Pekala bu etkinlikler olumlu ve somut sonuç almaya ne kadar katkıda bulunuyor, acaba!. Aslında hem zor hem kolayca karşılığı bulunabilecek bir soru bu. Kuskusuz bu etkinlikler konunun özellikle gündeme basın aracılığıyla taşınarak kamuoyu yaratmaya katkıda bulunuyor. Ya ötesi, biraz dusunelim… Örneğin geçtiğimiz yıl yapılan etkinlikler 2010 yılında çiftçi kadınların yaşantısına doğrudan nasıl bir etkide bulundu?, Tarım işletmelerinde ücretsiz aile işgücü olarak çalışan kadınlar adına son bir yılda ne değişti?

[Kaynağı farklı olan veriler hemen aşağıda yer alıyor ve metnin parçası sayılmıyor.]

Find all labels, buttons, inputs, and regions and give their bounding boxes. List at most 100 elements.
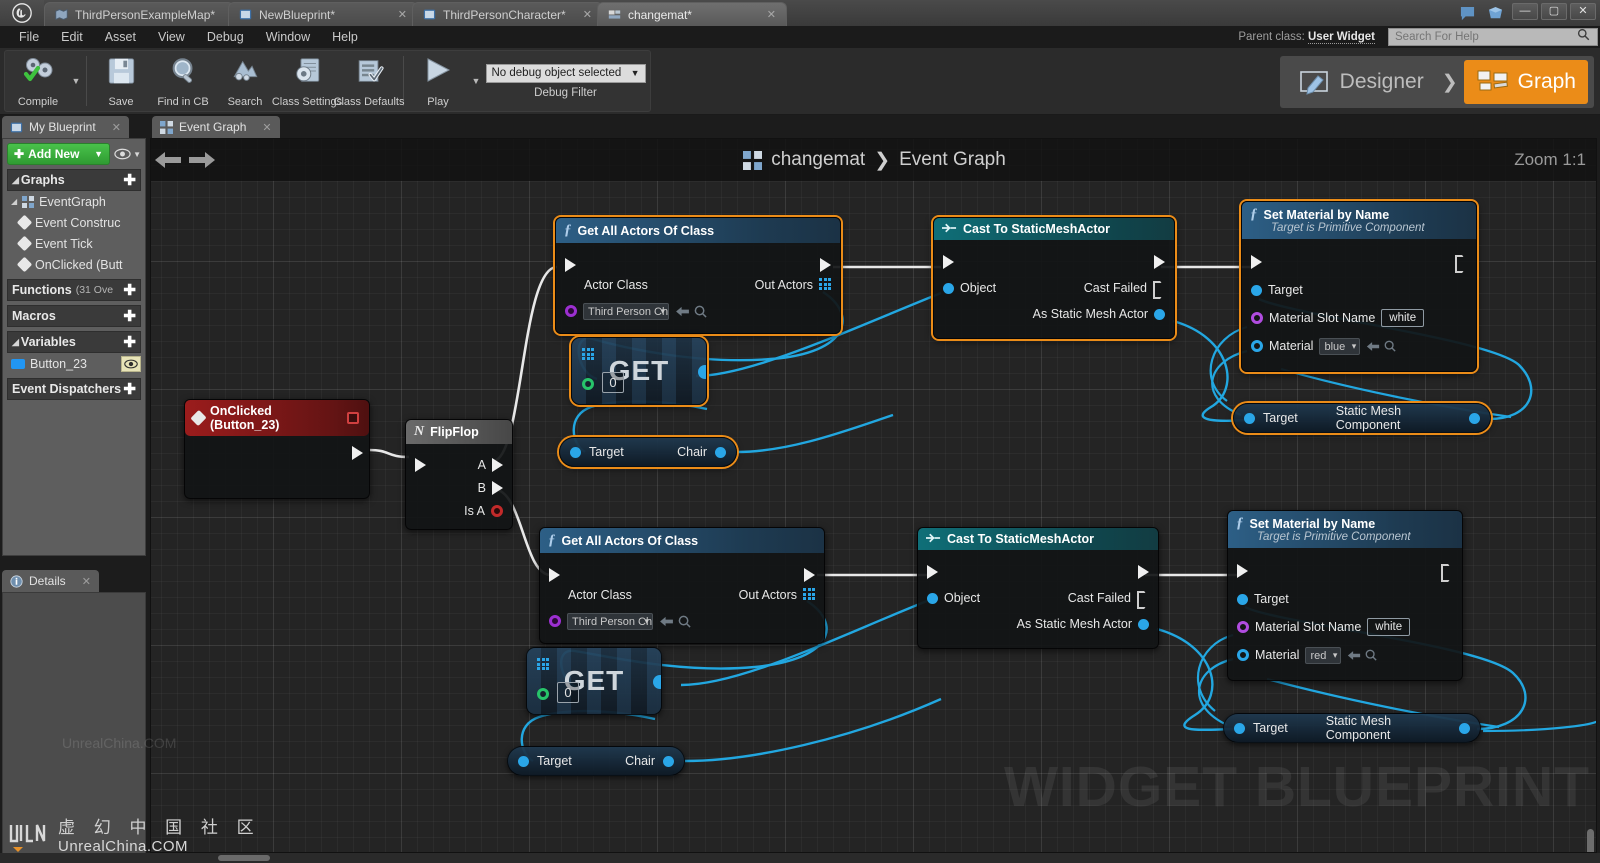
- exec-output-pin[interactable]: [1455, 255, 1467, 269]
- help-search-box[interactable]: [1388, 28, 1598, 46]
- as-static-mesh-actor-pin[interactable]: [1138, 618, 1149, 630]
- compile-button[interactable]: Compile: [7, 51, 69, 111]
- sidebar-item-onclicked[interactable]: OnClicked (Butt: [7, 254, 141, 275]
- name-input-pin[interactable]: [1251, 312, 1263, 324]
- array-input-pin[interactable]: [537, 658, 549, 670]
- node-set-material-by-name-1[interactable]: ƒ Set Material by Name Target is Primiti…: [1241, 201, 1477, 372]
- node-get-array-item-1[interactable]: GET 0: [571, 337, 707, 405]
- get-index-value[interactable]: 0: [557, 682, 579, 703]
- target-input-pin[interactable]: [518, 755, 529, 767]
- save-button[interactable]: Save: [90, 51, 152, 111]
- node-set-material-by-name-2[interactable]: ƒ Set Material by Name Target is Primiti…: [1227, 510, 1463, 681]
- class-input-pin[interactable]: [565, 305, 577, 317]
- smc-output-pin[interactable]: [1459, 722, 1470, 734]
- exec-input-pin[interactable]: [943, 255, 954, 269]
- exec-input-pin[interactable]: [1251, 255, 1262, 269]
- maximize-button[interactable]: ▢: [1541, 3, 1567, 20]
- sidebar-item-event-tick[interactable]: Event Tick: [7, 233, 141, 254]
- event-graph-canvas[interactable]: WIDGET BLUEPRINT OnClicked (Button_23) Ν…: [150, 138, 1597, 853]
- menu-view[interactable]: View: [147, 26, 196, 48]
- section-graphs[interactable]: ◢ Graphs ✚: [7, 169, 141, 191]
- class-input-pin[interactable]: [549, 615, 561, 627]
- menu-edit[interactable]: Edit: [50, 26, 94, 48]
- section-event-dispatchers[interactable]: Event Dispatchers ✚: [7, 378, 141, 400]
- browse-back-icon[interactable]: [1366, 341, 1380, 352]
- parent-class-value[interactable]: User Widget: [1308, 31, 1375, 44]
- target-input-pin[interactable]: [1244, 412, 1255, 424]
- target-input-pin[interactable]: [1234, 722, 1245, 734]
- node-cast-to-staticmeshactor-1[interactable]: Cast To StaticMeshActor Object Cast Fail…: [933, 217, 1175, 339]
- out-actors-array-pin[interactable]: [803, 588, 815, 600]
- search-icon[interactable]: [1577, 28, 1590, 46]
- breadcrumb-root[interactable]: changemat: [771, 149, 865, 171]
- compile-dropdown-icon[interactable]: ▼: [69, 51, 83, 111]
- node-get-all-actors-of-class-2[interactable]: ƒ Get All Actors Of Class Actor Class Ou…: [539, 527, 825, 644]
- exec-output-pin[interactable]: [1138, 565, 1149, 579]
- array-input-pin[interactable]: [582, 348, 594, 360]
- menu-window[interactable]: Window: [255, 26, 321, 48]
- exec-output-pin-a[interactable]: [492, 457, 503, 472]
- bool-output-pin[interactable]: [491, 504, 503, 517]
- exec-input-pin[interactable]: [415, 457, 426, 472]
- help-search-input[interactable]: [1395, 31, 1577, 43]
- graph-back-button[interactable]: [151, 149, 185, 171]
- tab-my-blueprint[interactable]: My Blueprint ✕: [2, 116, 129, 138]
- minimize-button[interactable]: —: [1512, 3, 1538, 20]
- close-icon[interactable]: ✕: [112, 121, 121, 134]
- debug-object-select[interactable]: No debug object selected ▼: [485, 63, 646, 83]
- window-tab-1[interactable]: NewBlueprint* ✕: [228, 2, 418, 26]
- get-index-value[interactable]: 0: [602, 372, 624, 393]
- class-settings-button[interactable]: Class Settings: [272, 51, 342, 111]
- smc-output-pin[interactable]: [1469, 412, 1480, 424]
- exec-input-pin[interactable]: [927, 565, 938, 579]
- node-onclicked-event[interactable]: OnClicked (Button_23): [184, 399, 370, 499]
- browse-back-icon[interactable]: [659, 616, 674, 627]
- delegate-output-pin[interactable]: [347, 412, 359, 424]
- add-graph-button[interactable]: ✚: [123, 171, 136, 189]
- material-select[interactable]: blue: [1319, 337, 1361, 355]
- material-input-pin[interactable]: [1237, 649, 1249, 661]
- node-cast-to-staticmeshactor-2[interactable]: Cast To StaticMeshActor Object Cast Fail…: [917, 527, 1159, 649]
- actor-class-select[interactable]: Third Person Cha: [567, 612, 653, 630]
- exec-output-pin[interactable]: [820, 258, 831, 272]
- browse-back-icon[interactable]: [1347, 650, 1361, 661]
- tab-event-graph[interactable]: Event Graph ✕: [152, 116, 280, 138]
- exec-input-pin[interactable]: [1237, 564, 1248, 578]
- sidebar-item-eventgraph[interactable]: ◢ EventGraph: [7, 191, 141, 212]
- graph-mode-button[interactable]: Graph: [1463, 60, 1588, 104]
- chair-output-pin[interactable]: [663, 755, 674, 767]
- graph-vertical-scrollbar[interactable]: [1587, 829, 1594, 852]
- exec-output-pin-b[interactable]: [492, 480, 503, 495]
- node-flipflop[interactable]: Ν FlipFlop A B Is A: [405, 419, 513, 530]
- get-output-pin[interactable]: [698, 365, 706, 379]
- window-tab-2[interactable]: ThirdPersonCharacter* ✕: [412, 2, 603, 26]
- window-tab-3[interactable]: changemat* ✕: [596, 2, 787, 26]
- target-input-pin[interactable]: [570, 446, 581, 458]
- play-button[interactable]: Play: [407, 51, 469, 111]
- section-variables[interactable]: ◢ Variables ✚: [7, 331, 141, 353]
- window-tab-0[interactable]: ThirdPersonExampleMap*: [44, 2, 234, 26]
- add-function-button[interactable]: ✚: [123, 281, 136, 299]
- target-input-pin[interactable]: [1251, 284, 1262, 296]
- out-actors-array-pin[interactable]: [819, 278, 831, 290]
- menu-file[interactable]: File: [8, 26, 50, 48]
- variable-visibility-toggle[interactable]: [121, 355, 141, 372]
- node-chair-variable-2[interactable]: Target Chair: [507, 746, 685, 776]
- exec-output-pin[interactable]: [1154, 255, 1165, 269]
- window-tab-close-icon[interactable]: ✕: [757, 8, 776, 21]
- play-dropdown-icon[interactable]: ▼: [469, 51, 483, 111]
- exec-output-pin[interactable]: [352, 446, 363, 460]
- close-button[interactable]: ✕: [1570, 3, 1596, 20]
- material-select[interactable]: red: [1305, 646, 1342, 664]
- feedback-icon[interactable]: [1456, 3, 1478, 23]
- horizontal-scrollbar[interactable]: [218, 855, 270, 861]
- chevron-down-icon[interactable]: ▼: [94, 149, 103, 159]
- exec-input-pin[interactable]: [565, 258, 576, 272]
- search-button[interactable]: Search: [214, 51, 276, 111]
- magnifier-icon[interactable]: [1365, 649, 1378, 661]
- magnifier-icon[interactable]: [678, 615, 691, 628]
- exec-input-pin[interactable]: [549, 568, 560, 582]
- node-static-mesh-component-1[interactable]: Target Static Mesh Component: [1233, 403, 1491, 433]
- menu-debug[interactable]: Debug: [196, 26, 255, 48]
- pin-tools[interactable]: [675, 305, 707, 318]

Hiç birşey olmadı desek haksızlık yapmis olur muyuz, acaba? Sanmıyorum. Belkide konuyla ilgili bilgi ve görüşü olan herkesin “bu yazının altındaki görüşler bölümüne“ verilerini kaydetmesi ile bu sorunun karşılığı olarak değerlendirme yapılabilir ve bardağın ne kadarının dolu olduğunu görmek bakımından katkı sağlanabilir.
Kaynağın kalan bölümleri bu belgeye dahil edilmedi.